Comme il l'avait pensé depuis le début, la flaque n'était qu'un faux miroir, un faux semblant jouant formidablement son rôle de masque. Mais le masque était tombé et tout devenait limpide. La silhouette au-dessus de la masse liquoreuse laissait apparaître les traits fins d'une jeune femme sur laquelle ondulait une robe légère sur les courbes de ses seins et de ses hanches. Il la dessina entièrement des yeux, les remontant plein d'angoisse des pieds vers le visage. Visage qu'il reconnut immédiatement, étant celui de la femme inerte, allongée près de lui. Celle-là même qui s'était déchargée de sa substance quelques heures auparavant, formant ainsi cette flaque qu'il n'avait cessé de fixer. C'était elle, il en était sûr, elle revenait pour lui, elle lui pardonnait tout, elle savait très bien qu'il était impulsif, qu'il pouvait devenir agressif, violent. C'était arrivé plusieurs fois, mais pour chacune il lui avait expliqué et elle avait comprit. Elle avait mis du temps à prendre conscience que c'était pour son bien. Elle était là, belle comme un oiseau de nuit, qui gâchait sa vie dans toutes ses croyances sociétales stupides. Mais il avait vite réagit et l'avait sorti de tout ça pour lui faire découvrir la véritable vie, loin des autres. Bien sûr il avait fallu l'en convaincre, elle était complètement aveuglée par ce système merdique qui l'avait fécondée.
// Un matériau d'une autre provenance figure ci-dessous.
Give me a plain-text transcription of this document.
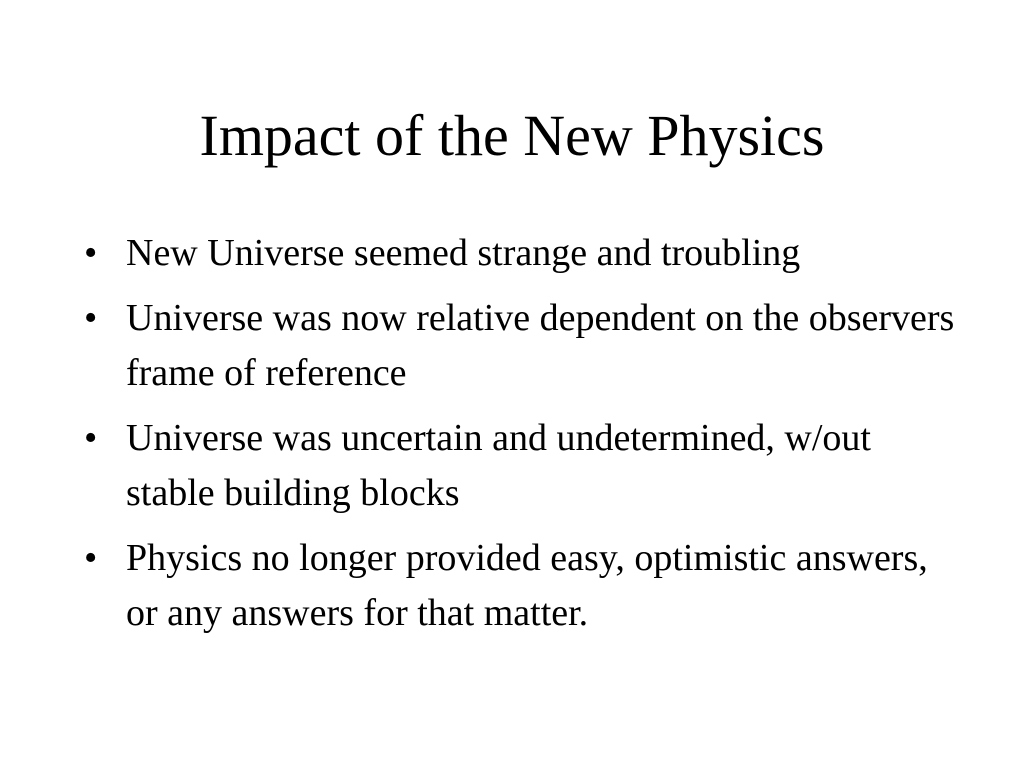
Impact of the New Physics
• New Universe seemed strange and troubling
• Universe was now relative dependent on the observers frame of reference
• Universe was uncertain and undetermined, w/out stable building blocks
• Physics no longer provided easy, optimistic answers, or any answers for that matter.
Il a fallu du temps, des larmes, du sang, mais elle a finalement compris. En définitive, il lui a fait confiance, il l'a détachée de son tronc, prêt à vivre dans l'harmonie, à s'accorder des regards sincères, laissant l'autre voir son intérieur, ses tripes, tout ce qu'il est. Mais elle a refusé, elle a rompu sa confiance, elle ne s'est pas ouverte, elle a voulu fuir, il l'a rattrapé, il lui a expliqué, il l'a convaincue, par les larmes, par le sang, et enfin il l'a vue, à l'intérieur, ses tripes, tout ce qu'elle est. Pourtant il n'en a profité que quelques minutes, s'est assis, a croisé les jambes, et a regardé la flaque noire, le masque. Il était tombé et elle revenait pour lui, ses cheveux ondulants, son nez épaté, sa bouche pulpeuse. Il allait enfin pouvoir revoir ses yeux, dans lesquels il rêvait de tant de choses.
Les yeux qu'il voyait lui paraissaient être à l'image des siens, infiniment tristes, couverts d'une épaisse couche aqueuse qui s'effondra d'un coup, se reformant pour s'effondrer à nouveau. Tout ce qu'il avait fait dans sa vie c'était chercher le bonheur, le sien, celui qui lui convenait. Et il y avait mis toutes ses forces, toute sa rage. Elle avait tout gâché au dernier moment...
Mais maintenant qu'elle était revenue, il était heureux, il pouvait bien rester là le restant de ses jours, à regarder l'âme de celle qu'il avait tant aimée.
Tout autour du visage féminin, ses cheveux se mirent à tournoyer de plus en plus vite et semblèrent changer d'aspect. Les filaments devinrent plus épais et laissèrent traîner sur leur sillage un long sifflement, comme lorsqu'on vous susurre à l'oreille de ce chuchotement qui dévore les voyelles. L'homme ne vit pas s'ajouter au regard qui le fascinait de dizaines de petits yeux globuleux, points finaux de longs et fins serpents qui couvrirent soudainement le visage de la femme, et exaucèrent aussi vite le vœu de l'homme en face.
La chouette sursauta, lâchant pour un moment son écorce fidèle d'une serre. Un cri perçait la nouvelle harmonie. Il sortait de la bouche de l'homme, à genoux sur le sol. Puis plus rien. L'homme resta de nouveau immobile, la flaque cessa d'être instrument, et les yeux de la chouette ne furent plus jamais attirés vers le sol, à côté du chêne centenaire, voisin au sien.